We should treat a career in a similar way: we need to acknowledge that small but powerful acts are far more impactful than a 12-hour day. I understood this far later in my career: when I started to focus on what truly had an impact on my career or my team's success rather than the time spent behind a screen, two things happened: Not only did I start working far less, but I also managed to get back the time I needed to think and strategize my next step.


In the modern corporate world, where a new technology might put us out of business overnight, we must take the time to think and plan rather than just work.


It is counterintuitive, but a stroll through town to get a coffee can be far more impactful than spending time in the office. Your brain relaxes and starts to zoom out, looking at the bigger picture and helping you plan your next steps. Visionary leaders, from Aristotle to Steve Jobs, needed time and space in the real world to help them connect the dots and create the next big thing.


Skeptics will say, "I don't have time for coffee." But you aren't taking a break to escape work; you are taking a break to solve the work.

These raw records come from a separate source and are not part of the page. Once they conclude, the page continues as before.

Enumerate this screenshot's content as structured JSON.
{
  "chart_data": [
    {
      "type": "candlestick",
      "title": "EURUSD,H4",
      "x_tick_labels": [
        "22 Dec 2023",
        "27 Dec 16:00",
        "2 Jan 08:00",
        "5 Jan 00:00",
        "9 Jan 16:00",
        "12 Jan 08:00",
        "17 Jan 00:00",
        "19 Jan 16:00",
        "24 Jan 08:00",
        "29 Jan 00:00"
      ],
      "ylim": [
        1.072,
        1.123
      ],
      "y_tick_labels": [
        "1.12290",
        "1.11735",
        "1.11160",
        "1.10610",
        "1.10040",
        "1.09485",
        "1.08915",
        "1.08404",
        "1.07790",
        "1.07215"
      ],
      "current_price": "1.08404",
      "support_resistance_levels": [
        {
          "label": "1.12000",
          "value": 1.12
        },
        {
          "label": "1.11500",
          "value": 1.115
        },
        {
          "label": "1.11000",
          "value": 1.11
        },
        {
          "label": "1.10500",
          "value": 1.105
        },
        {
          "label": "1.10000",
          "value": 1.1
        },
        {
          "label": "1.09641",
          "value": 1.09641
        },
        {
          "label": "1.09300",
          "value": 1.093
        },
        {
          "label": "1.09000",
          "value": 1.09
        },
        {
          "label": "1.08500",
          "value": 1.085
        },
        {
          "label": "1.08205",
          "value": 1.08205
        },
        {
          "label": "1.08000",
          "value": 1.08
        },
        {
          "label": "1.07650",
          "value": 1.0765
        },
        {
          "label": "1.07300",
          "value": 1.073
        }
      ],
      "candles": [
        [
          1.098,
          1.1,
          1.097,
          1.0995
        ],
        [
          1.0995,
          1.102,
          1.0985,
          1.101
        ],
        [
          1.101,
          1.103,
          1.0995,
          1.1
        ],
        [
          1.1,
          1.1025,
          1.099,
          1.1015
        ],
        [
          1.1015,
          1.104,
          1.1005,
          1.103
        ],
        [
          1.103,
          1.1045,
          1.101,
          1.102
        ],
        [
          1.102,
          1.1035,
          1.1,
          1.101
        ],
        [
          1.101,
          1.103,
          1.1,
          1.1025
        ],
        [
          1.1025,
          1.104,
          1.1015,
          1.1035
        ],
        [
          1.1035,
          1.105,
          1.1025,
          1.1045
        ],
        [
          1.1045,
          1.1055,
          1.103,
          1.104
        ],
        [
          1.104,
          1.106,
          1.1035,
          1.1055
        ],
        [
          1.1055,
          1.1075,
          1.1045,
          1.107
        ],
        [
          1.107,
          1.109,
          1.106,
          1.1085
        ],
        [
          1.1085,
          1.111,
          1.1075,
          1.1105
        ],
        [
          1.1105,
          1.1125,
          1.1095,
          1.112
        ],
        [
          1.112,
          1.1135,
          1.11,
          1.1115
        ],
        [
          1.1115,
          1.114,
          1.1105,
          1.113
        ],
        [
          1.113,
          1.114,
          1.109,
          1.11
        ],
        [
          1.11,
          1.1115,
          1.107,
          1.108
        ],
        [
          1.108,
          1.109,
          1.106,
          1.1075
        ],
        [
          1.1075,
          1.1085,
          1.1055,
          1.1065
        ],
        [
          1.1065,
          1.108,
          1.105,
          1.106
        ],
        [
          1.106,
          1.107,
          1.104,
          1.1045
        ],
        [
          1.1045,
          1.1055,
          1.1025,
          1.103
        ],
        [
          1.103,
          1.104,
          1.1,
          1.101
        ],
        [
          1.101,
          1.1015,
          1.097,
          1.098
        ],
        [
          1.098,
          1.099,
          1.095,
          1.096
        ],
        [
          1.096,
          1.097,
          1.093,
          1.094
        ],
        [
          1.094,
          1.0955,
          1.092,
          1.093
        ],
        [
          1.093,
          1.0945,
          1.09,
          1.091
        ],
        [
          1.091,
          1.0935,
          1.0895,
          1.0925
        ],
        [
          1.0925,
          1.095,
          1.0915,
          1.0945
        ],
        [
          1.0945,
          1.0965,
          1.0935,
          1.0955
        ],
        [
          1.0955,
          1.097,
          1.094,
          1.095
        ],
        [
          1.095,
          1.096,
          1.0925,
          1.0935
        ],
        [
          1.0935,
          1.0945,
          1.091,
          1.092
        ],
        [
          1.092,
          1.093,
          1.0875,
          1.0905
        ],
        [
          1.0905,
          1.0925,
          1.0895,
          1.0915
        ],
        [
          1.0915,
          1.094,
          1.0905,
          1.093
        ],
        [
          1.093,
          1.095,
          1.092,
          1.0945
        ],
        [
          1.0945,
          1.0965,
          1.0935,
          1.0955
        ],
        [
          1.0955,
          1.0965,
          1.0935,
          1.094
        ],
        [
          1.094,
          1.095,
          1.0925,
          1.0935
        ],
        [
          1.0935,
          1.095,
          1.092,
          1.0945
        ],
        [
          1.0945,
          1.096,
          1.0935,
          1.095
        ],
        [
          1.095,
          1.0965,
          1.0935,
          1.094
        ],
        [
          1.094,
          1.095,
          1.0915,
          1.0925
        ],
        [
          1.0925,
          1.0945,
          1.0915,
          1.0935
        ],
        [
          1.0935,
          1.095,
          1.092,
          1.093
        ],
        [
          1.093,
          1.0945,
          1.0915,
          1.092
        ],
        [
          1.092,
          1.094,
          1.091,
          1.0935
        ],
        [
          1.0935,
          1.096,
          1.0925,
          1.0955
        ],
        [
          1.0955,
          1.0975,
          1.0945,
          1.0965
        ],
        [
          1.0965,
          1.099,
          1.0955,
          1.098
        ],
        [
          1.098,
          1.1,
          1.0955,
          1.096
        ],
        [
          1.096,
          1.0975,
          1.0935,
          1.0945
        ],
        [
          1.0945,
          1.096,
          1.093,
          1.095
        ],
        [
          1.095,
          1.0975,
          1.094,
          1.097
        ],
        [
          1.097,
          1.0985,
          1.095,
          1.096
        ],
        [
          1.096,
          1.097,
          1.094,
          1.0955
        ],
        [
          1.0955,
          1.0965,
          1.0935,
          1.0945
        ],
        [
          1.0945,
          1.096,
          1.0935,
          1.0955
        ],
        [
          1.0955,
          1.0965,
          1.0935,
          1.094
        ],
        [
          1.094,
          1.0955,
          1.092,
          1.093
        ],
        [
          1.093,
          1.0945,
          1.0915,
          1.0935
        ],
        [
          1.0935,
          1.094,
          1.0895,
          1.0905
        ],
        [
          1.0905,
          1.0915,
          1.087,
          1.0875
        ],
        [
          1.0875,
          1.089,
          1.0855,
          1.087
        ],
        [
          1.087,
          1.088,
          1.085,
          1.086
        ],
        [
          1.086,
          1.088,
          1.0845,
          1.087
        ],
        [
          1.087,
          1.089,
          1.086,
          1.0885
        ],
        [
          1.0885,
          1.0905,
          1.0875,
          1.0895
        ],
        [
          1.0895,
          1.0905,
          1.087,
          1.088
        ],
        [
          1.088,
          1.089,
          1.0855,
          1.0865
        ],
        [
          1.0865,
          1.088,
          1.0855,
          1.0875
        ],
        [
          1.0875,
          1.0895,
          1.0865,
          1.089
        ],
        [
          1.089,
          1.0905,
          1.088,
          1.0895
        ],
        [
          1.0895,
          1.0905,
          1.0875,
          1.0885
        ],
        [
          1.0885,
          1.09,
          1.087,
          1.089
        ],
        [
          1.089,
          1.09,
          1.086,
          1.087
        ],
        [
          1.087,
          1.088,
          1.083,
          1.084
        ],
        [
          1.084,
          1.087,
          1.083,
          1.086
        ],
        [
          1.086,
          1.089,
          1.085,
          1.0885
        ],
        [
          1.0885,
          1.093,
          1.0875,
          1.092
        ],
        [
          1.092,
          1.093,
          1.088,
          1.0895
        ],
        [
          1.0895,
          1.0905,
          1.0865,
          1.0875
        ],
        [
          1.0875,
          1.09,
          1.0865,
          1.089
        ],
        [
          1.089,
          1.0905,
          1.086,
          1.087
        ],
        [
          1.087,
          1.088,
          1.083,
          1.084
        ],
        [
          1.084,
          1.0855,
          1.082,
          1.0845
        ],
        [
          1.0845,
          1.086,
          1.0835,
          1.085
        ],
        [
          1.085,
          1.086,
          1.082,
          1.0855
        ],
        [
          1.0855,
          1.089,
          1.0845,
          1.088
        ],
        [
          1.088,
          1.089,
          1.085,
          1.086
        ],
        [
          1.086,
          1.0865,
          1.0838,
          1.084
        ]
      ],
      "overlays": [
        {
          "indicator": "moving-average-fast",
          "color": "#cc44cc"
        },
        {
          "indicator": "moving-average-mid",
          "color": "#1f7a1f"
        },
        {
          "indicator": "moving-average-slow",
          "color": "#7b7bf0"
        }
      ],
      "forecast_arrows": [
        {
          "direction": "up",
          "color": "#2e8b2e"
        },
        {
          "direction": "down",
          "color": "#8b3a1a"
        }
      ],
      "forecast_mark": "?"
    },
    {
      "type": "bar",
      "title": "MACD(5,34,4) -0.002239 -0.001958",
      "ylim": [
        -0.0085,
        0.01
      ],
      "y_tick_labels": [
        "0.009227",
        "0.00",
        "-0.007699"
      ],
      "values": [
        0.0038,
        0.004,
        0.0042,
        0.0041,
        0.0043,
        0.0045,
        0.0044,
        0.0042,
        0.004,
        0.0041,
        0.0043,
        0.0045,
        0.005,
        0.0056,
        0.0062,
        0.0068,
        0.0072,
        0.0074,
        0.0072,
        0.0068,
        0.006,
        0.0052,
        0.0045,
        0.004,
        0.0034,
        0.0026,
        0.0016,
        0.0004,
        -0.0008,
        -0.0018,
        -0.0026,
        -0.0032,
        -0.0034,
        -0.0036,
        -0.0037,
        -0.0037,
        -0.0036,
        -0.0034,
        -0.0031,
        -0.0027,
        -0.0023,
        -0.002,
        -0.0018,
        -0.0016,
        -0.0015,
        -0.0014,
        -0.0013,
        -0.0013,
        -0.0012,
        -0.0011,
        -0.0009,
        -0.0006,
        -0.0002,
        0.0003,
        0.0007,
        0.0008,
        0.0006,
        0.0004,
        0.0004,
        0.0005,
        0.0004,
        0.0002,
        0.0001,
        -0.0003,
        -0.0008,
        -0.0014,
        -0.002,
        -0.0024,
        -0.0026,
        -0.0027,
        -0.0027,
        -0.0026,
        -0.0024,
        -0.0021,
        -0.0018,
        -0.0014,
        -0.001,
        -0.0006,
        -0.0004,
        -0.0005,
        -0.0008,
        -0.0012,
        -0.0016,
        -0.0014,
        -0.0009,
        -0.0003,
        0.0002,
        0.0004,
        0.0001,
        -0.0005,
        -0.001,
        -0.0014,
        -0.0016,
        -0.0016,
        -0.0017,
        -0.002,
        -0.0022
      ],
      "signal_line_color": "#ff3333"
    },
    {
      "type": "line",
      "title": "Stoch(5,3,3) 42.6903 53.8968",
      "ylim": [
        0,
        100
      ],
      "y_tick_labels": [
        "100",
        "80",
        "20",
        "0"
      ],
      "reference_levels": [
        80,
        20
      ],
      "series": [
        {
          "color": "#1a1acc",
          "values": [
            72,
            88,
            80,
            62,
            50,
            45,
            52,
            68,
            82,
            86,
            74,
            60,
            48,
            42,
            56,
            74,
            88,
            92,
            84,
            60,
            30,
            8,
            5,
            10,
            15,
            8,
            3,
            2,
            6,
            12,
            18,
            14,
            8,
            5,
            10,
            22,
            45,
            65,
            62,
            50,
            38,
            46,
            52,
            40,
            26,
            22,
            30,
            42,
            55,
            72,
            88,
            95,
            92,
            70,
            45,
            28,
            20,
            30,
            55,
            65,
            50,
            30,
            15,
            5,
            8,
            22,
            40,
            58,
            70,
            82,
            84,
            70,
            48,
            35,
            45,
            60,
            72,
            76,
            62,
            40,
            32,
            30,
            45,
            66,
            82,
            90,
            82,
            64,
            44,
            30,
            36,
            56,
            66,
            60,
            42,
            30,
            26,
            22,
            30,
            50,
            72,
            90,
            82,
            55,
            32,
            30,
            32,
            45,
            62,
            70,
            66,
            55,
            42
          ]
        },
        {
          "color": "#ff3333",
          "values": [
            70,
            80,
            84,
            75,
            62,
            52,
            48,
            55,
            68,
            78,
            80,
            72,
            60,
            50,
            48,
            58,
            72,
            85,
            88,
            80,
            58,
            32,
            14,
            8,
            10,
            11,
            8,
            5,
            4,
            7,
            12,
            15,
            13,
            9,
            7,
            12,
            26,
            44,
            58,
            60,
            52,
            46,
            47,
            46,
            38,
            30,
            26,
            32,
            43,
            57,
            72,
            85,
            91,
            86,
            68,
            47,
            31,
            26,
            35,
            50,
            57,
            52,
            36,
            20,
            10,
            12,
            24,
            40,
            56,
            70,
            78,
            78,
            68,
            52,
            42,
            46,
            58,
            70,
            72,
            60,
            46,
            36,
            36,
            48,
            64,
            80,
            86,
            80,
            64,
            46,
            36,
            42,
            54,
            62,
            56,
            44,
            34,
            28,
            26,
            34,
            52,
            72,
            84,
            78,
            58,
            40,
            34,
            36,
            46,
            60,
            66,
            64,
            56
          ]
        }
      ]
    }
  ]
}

To prevent your next burnout, try this:

  • Go for a coffee in the middle of the day. Focus on the people walking about, look at the sky, savour the smell of the coffee shop.

  • Go to a museum. We sit on the shoulders of giants—even if you work in banking, a Basquiat might be more inspiring than a copy of the latest Harvard Business Review.


The Hard Stop. When you are done for the day, close it down. Do not fall under peer pressure: results are what matter, not the time taken to get there.